Dans un climat incertain marqué par des divisions sur la question du Brexit et un fort déclin des confessions traditionnelles, les chrétiens du Royaume-Uni veulent être porteurs de paix et d’espoir.

Un défi quotidien
«Comme c’est le cas dans d’autres pays occidentaux, il y a au Royaume-Uni un mélange de désaffection pour les congrégations chrétiennes dites traditionnelles et une croissance des protestants évangéliques et des charismatiques», assure Jo Frost, porte-parole de l’Alliance évangélique du Royaume-Uni (EAUK). Selon elle, le principal défi dans le pays est de parler de Jésus dans la vie de tous les jours, au travail, dans une société de plus en plus sécularisée. «Pour beaucoup de personnes la vérité de Jésus peut être perçue comme blessante.» Selon les données de l’étude British Social Attitudes (BSA) publiée en 2017, pour la première fois, plus de la moitié de la population adulte déclare ne pas avoir de religion (53%) contre 31% en 1983, première année de l’étude. Seuls 3% des adultes de moins de vingt-quatre ans se disent anglicans - la religion nationale - quand les trois quarts des jeunes de cette tranche d’âge se déclarent sans religion.
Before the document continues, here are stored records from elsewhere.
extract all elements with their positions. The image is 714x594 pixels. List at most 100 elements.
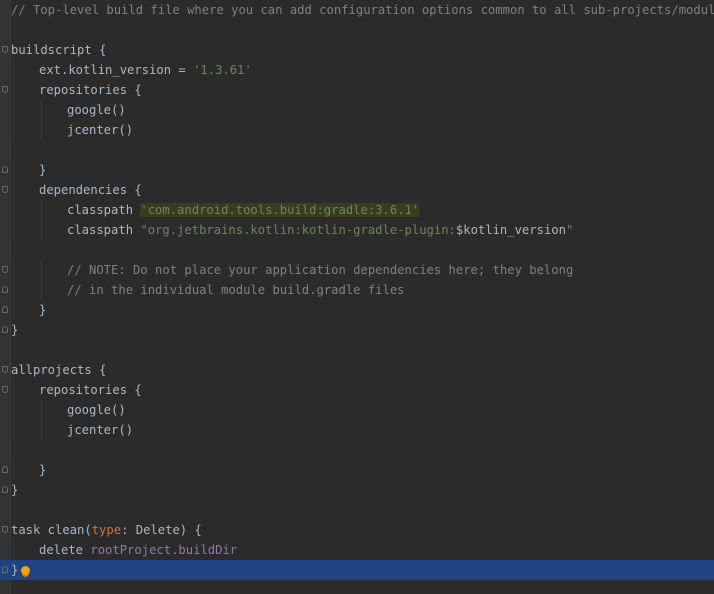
- indent-guide: [13, 220, 14, 240]
- fold-end-icon[interactable]: [2, 306, 8, 313]
- fold-start-icon[interactable]: [2, 366, 8, 373]
- code-line[interactable]: }: [0, 320, 714, 340]
- code-line[interactable]: dependencies {: [0, 180, 714, 200]
- code-token: ": [565, 223, 574, 237]
- indent-guide: [13, 260, 14, 280]
- code-line[interactable]: [0, 440, 714, 460]
- code-token: delete: [39, 543, 91, 557]
- fold-start-icon[interactable]: [2, 266, 8, 273]
- code-token: task clean(: [11, 523, 92, 537]
- fold-end-icon[interactable]: [2, 566, 8, 573]
- fold-start-icon[interactable]: [2, 46, 8, 53]
- fold-start-icon[interactable]: [2, 86, 8, 93]
- code-line[interactable]: classpath 'com.android.tools.build:gradl…: [0, 200, 714, 220]
- code-token: repositories {: [39, 383, 142, 397]
- indent-guide: [13, 300, 14, 320]
- code-line[interactable]: classpath "org.jetbrains.kotlin:kotlin-g…: [0, 220, 714, 240]
- code-token: }: [11, 483, 19, 497]
- code-token: google(): [67, 103, 126, 117]
- code-text: // Top-level build file where you can ad…: [11, 0, 714, 20]
- code-line[interactable]: google(): [0, 100, 714, 120]
- indent-guide: [13, 120, 14, 140]
- indent-guide: [13, 180, 14, 200]
- code-line[interactable]: [0, 140, 714, 160]
- code-text: }: [39, 460, 46, 480]
- code-line[interactable]: // in the individual module build.gradle…: [0, 280, 714, 300]
- code-text: task clean(type: Delete) {: [11, 520, 202, 540]
- code-token: ext.kotlin_version =: [39, 63, 194, 77]
- indent-guide: [41, 220, 42, 240]
- code-line[interactable]: buildscript {: [0, 40, 714, 60]
- indent-guide: [41, 420, 42, 440]
- code-line[interactable]: }: [0, 160, 714, 180]
- code-line[interactable]: jcenter(): [0, 420, 714, 440]
- code-line[interactable]: jcenter(): [0, 120, 714, 140]
- code-text: }: [39, 160, 46, 180]
- code-token: repositories {: [39, 83, 142, 97]
- indent-guide: [41, 260, 42, 280]
- code-text: }: [11, 480, 18, 500]
- code-token: jcenter(): [67, 123, 134, 137]
- code-line[interactable]: [0, 240, 714, 260]
- code-token: '1.3.61': [193, 63, 252, 77]
- code-line[interactable]: }: [0, 460, 714, 480]
- code-token: buildscript {: [11, 43, 107, 57]
- fold-end-icon[interactable]: [2, 166, 8, 173]
- code-area[interactable]: // Top-level build file where you can ad…: [0, 0, 714, 580]
- code-token: // NOTE: Do not place your application d…: [67, 263, 574, 277]
- code-line[interactable]: }: [0, 560, 714, 580]
- code-token: }: [39, 303, 47, 317]
- code-line[interactable]: allprojects {: [0, 360, 714, 380]
- code-line[interactable]: google(): [0, 400, 714, 420]
- code-token: allprojects {: [11, 363, 107, 377]
- indent-guide: [13, 540, 14, 560]
- code-line[interactable]: ext.kotlin_version = '1.3.61': [0, 60, 714, 80]
- code-token: "org.jetbrains.kotlin:kotlin-gradle-plug…: [140, 223, 456, 237]
- code-line[interactable]: repositories {: [0, 80, 714, 100]
- code-token: $kotlin_version: [455, 223, 566, 237]
- fold-start-icon[interactable]: [2, 386, 8, 393]
- code-token: google(): [67, 403, 126, 417]
- code-text: repositories {: [39, 80, 142, 100]
- code-token: type: [91, 523, 122, 537]
- fold-end-icon[interactable]: [2, 466, 8, 473]
- code-token: jcenter(): [67, 423, 134, 437]
- code-token: .buildDir: [171, 543, 238, 557]
- code-line[interactable]: [0, 500, 714, 520]
- code-text: jcenter(): [67, 120, 133, 140]
- indent-guide: [13, 420, 14, 440]
- code-line[interactable]: // Top-level build file where you can ad…: [0, 0, 714, 20]
- code-text: // NOTE: Do not place your application d…: [67, 260, 573, 280]
- code-text: buildscript {: [11, 40, 106, 60]
- code-text: }: [11, 320, 18, 340]
- code-editor[interactable]: // Top-level build file where you can ad…: [0, 0, 714, 594]
- code-token: classpath: [67, 223, 141, 237]
- indent-guide: [41, 100, 42, 120]
- code-token: // Top-level build file where you can ad…: [11, 3, 714, 17]
- intention-bulb-icon[interactable]: [21, 566, 31, 575]
- fold-end-icon[interactable]: [2, 286, 8, 293]
- indent-guide: [13, 380, 14, 400]
- fold-end-icon[interactable]: [2, 486, 8, 493]
- code-text: delete rootProject.buildDir: [39, 540, 237, 560]
- code-token: : Delete) {: [121, 523, 202, 537]
- code-text: allprojects {: [11, 360, 106, 380]
- code-text: repositories {: [39, 380, 142, 400]
- code-line[interactable]: }: [0, 480, 714, 500]
- code-line[interactable]: // NOTE: Do not place your application d…: [0, 260, 714, 280]
- code-text: google(): [67, 400, 126, 420]
- fold-start-icon[interactable]: [2, 526, 8, 533]
- code-line[interactable]: }: [0, 300, 714, 320]
- fold-end-icon[interactable]: [2, 326, 8, 333]
- code-line[interactable]: task clean(type: Delete) {: [0, 520, 714, 540]
- code-text: classpath 'com.android.tools.build:gradl…: [67, 200, 420, 220]
- fold-start-icon[interactable]: [2, 186, 8, 193]
- indent-guide: [13, 80, 14, 100]
- code-line[interactable]: delete rootProject.buildDir: [0, 540, 714, 560]
- code-token: }: [39, 463, 47, 477]
- code-line[interactable]: [0, 340, 714, 360]
- code-line[interactable]: [0, 20, 714, 40]
- code-line[interactable]: repositories {: [0, 380, 714, 400]
- code-text: }: [11, 560, 31, 580]
- indent-guide: [13, 460, 14, 480]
La vérité depuis l’intérieur
Malgré tout, l’Eglise d’Angleterre n’a jamais été aussi évangélique, en témoignent les arrivées de John Sentamu - archevêque d’York depuis 2005 - et de Justin Welby - archevêque de Cantorbéry depuis 2013 - à la tête de l’Eglise. Tous deux sont issus du milieu évangélique. Dans une longue enquête, Sam Hailes, rédacteur en chef de Premier Christianity - principal magazine chrétien du Royaume-Uni - détaille la «prise de contrôle» de l’Eglise d’Angleterre par les évangéliques. Il revient notamment sur une controverse en 1966 entre le prédicateur Martin Lloyd-Jones, d’un côté et le théologien anglican John Stott de l’autre.
Le premier avait critiqué publiquement le fait que des évangéliques restent au sein de l’Eglise anglicane, s’alignant selon lui sur des dirigeants promouvant le libéralisme. Il suggérait que les évangéliques forment plutôt leur propre union d’Eglises. John Stott lui avait répliqué que les évangéliques devaient rester dans l’Eglise d’Angleterre et se battre pour la vérité de l’intérieur. «Cinquante ans plus tard, les évangéliques ont de bonnes raisons de croire que l’argument de John Stott a finalement gagné», écrit Sam Hailes.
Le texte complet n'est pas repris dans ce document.